Muchas gracias a todos por los mensajes y el cariño que me hacen llegar. Me dan mucha fuerza. Algunos se preguntan «¿Pero, por qué Maradona camina así?», o «¿Por qué lo operaron?». Bueno, para ellos va este video. Un abrazo grande. Escribió es su cuenta de Instagram la más grande súper estrella que ha dado el Balón-pie argentino a lo largo de su rica historia.

Corría 1990 y se jugaba el Mundial de Italia 90. Se enfrentaban Argentina-Camerún y la informática ya daba sus primeros pasos en espectáculos deportivos, la cual traducía estadísticas que se habían visto en el campo de juego. Particularmente una llamó la atención al finalizar el primer tiempo. El score devolvía un 0-0; pero otro dato inquietaba desde las pantallas: Diego Armando Maradona había sufrido 45 fouls.

Benjamin Massing, Emile M’Bouh, Victor N’Dip y André Kana-Biyik (tarjeta roja a los 89 minutos) fueron los encargados de “cocinar” a patadas al astro argentino. Por supuesto que lo único que quedó de aquella tarde “negra” –no por el color de los africanos, sino por sus brutales intenciones– fue el resultado 1-0 sobre la selección que hasta ese momento era la campeona del mundo.

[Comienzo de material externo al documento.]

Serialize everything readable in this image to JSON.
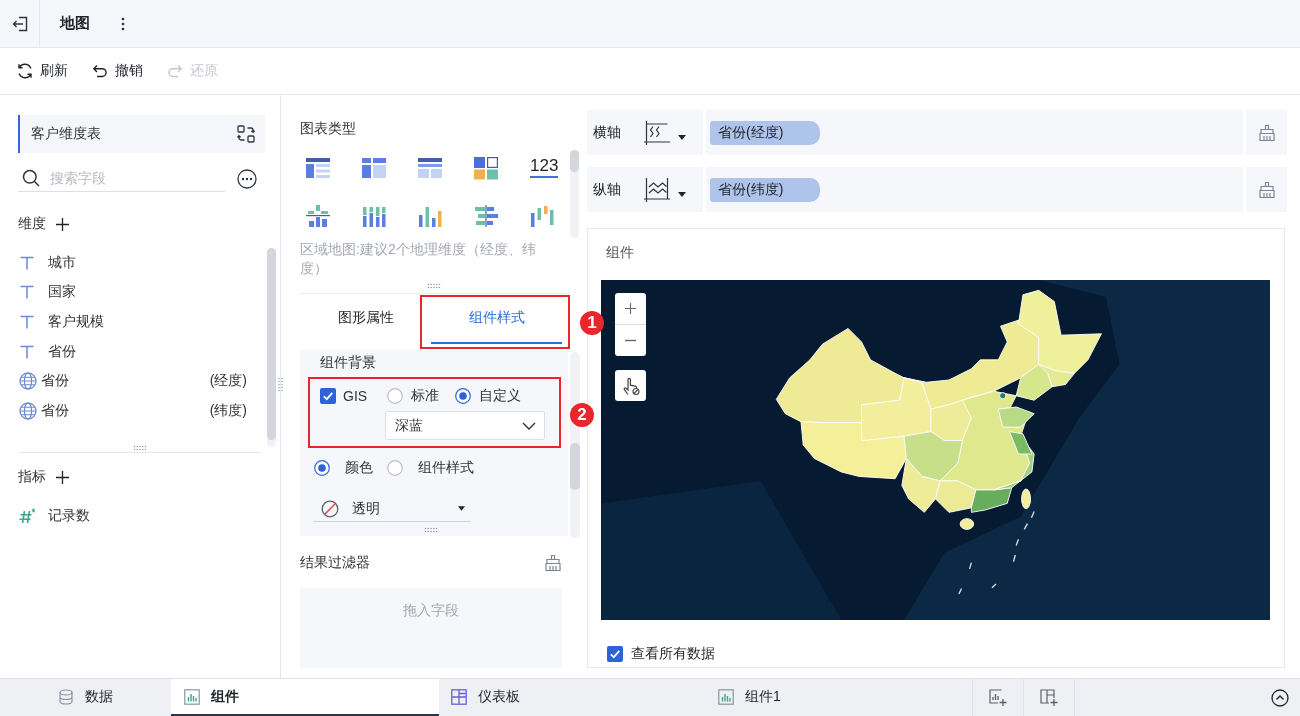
{
  "header": {
    "title": "地图"
  },
  "toolbar": [
    {
      "kind": "refresh",
      "label": "刷新",
      "disabled": false
    },
    {
      "kind": "undo",
      "label": "撤销",
      "disabled": false
    },
    {
      "kind": "redo",
      "label": "还原",
      "disabled": true
    }
  ],
  "data_panel": {
    "table": "客户维度表",
    "search": {
      "placeholder": "搜索字段"
    },
    "dimensions": {
      "title": "维度",
      "fields": [
        {
          "kind": "text",
          "name": "城市"
        },
        {
          "kind": "text",
          "name": "国家"
        },
        {
          "kind": "text",
          "name": "客户规模"
        },
        {
          "kind": "text",
          "name": "省份"
        },
        {
          "kind": "geo",
          "name": "省份",
          "role": "(经度)"
        },
        {
          "kind": "geo",
          "name": "省份",
          "role": "(纬度)"
        }
      ]
    },
    "measures": {
      "title": "指标",
      "fields": [
        {
          "kind": "number",
          "name": "记录数"
        }
      ]
    }
  },
  "chart_type": {
    "title": "图表类型",
    "kpi_label": "123",
    "hint": "区域地图:建议2个地理维度（经度、纬度）"
  },
  "style_panel": {
    "tabs": [
      {
        "label": "图形属性",
        "selected": false
      },
      {
        "label": "组件样式",
        "selected": true
      }
    ],
    "section_title": "组件背景",
    "gis": {
      "label": "GIS",
      "checked": true
    },
    "map_style": [
      {
        "label": "标准",
        "selected": false
      },
      {
        "label": "自定义",
        "selected": true
      }
    ],
    "map_theme": {
      "value": "深蓝"
    },
    "background_mode": [
      {
        "label": "颜色",
        "selected": true
      },
      {
        "label": "组件样式",
        "selected": false
      }
    ],
    "background_color": {
      "value": "透明"
    }
  },
  "filter": {
    "title": "结果过滤器",
    "drop_hint": "拖入字段"
  },
  "axes": [
    {
      "kind": "horizontal",
      "label": "横轴",
      "field": "省份(经度)"
    },
    {
      "kind": "vertical",
      "label": "纵轴",
      "field": "省份(纬度)"
    }
  ],
  "component": {
    "title": "组件",
    "show_all": {
      "label": "查看所有数据",
      "checked": true
    }
  },
  "annotations": [
    {
      "label": "1"
    },
    {
      "label": "2"
    }
  ],
  "bottom_tabs": [
    {
      "kind": "data",
      "label": "数据",
      "selected": false
    },
    {
      "kind": "chart",
      "label": "组件",
      "selected": true
    },
    {
      "kind": "dashboard",
      "label": "仪表板",
      "selected": false
    },
    {
      "kind": "chart",
      "label": "组件1",
      "selected": false
    }
  ]
}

Aquella nefasta tarde la albiceleste perdía con un gol increíble de Roger Milla a los 67 minutos de juego, cuando al peor arquero del torneo, Nery Pumpido, se le escapa de las manos un cabezazo del moreno, sellando la suerte de la Argentina. Resultado que envió a los de Bilardo directo al “grupo de la muerte”, del cual salió librado y con sangre sudor y lágrimas  terminarían disputando la final del torneo, cuando un penal que solo vio el réferi uruguayo Edgardo Codesal nos dejaría sin el sueño mundialista.

Argentina-Corea del sur. Diego sufre el castigo de los brutales coreanos -Captura YouTube-

Pasaron 29 años de aquella épica futbolística y Diego sufre las secuelas que le dejó aquella tarde frente a los brutales morenos y muchas otras batallas tales como la recordada frente a los coreanos, en México 89, y ni hablar de España 82, cuando fue castigado malamente por la bestial marca de Claudio Gentile.

Como un viejo boxeador que debe recoger las secuelas de una carrera donde le han golpeado malamente, Diego sufre los castigos de aquellas épocas y afortunadamente la ciencia y los talentosos médicos que lo intervinieron harán de sus actuales días algo más llevadero en lo que su calidad de vida respecta.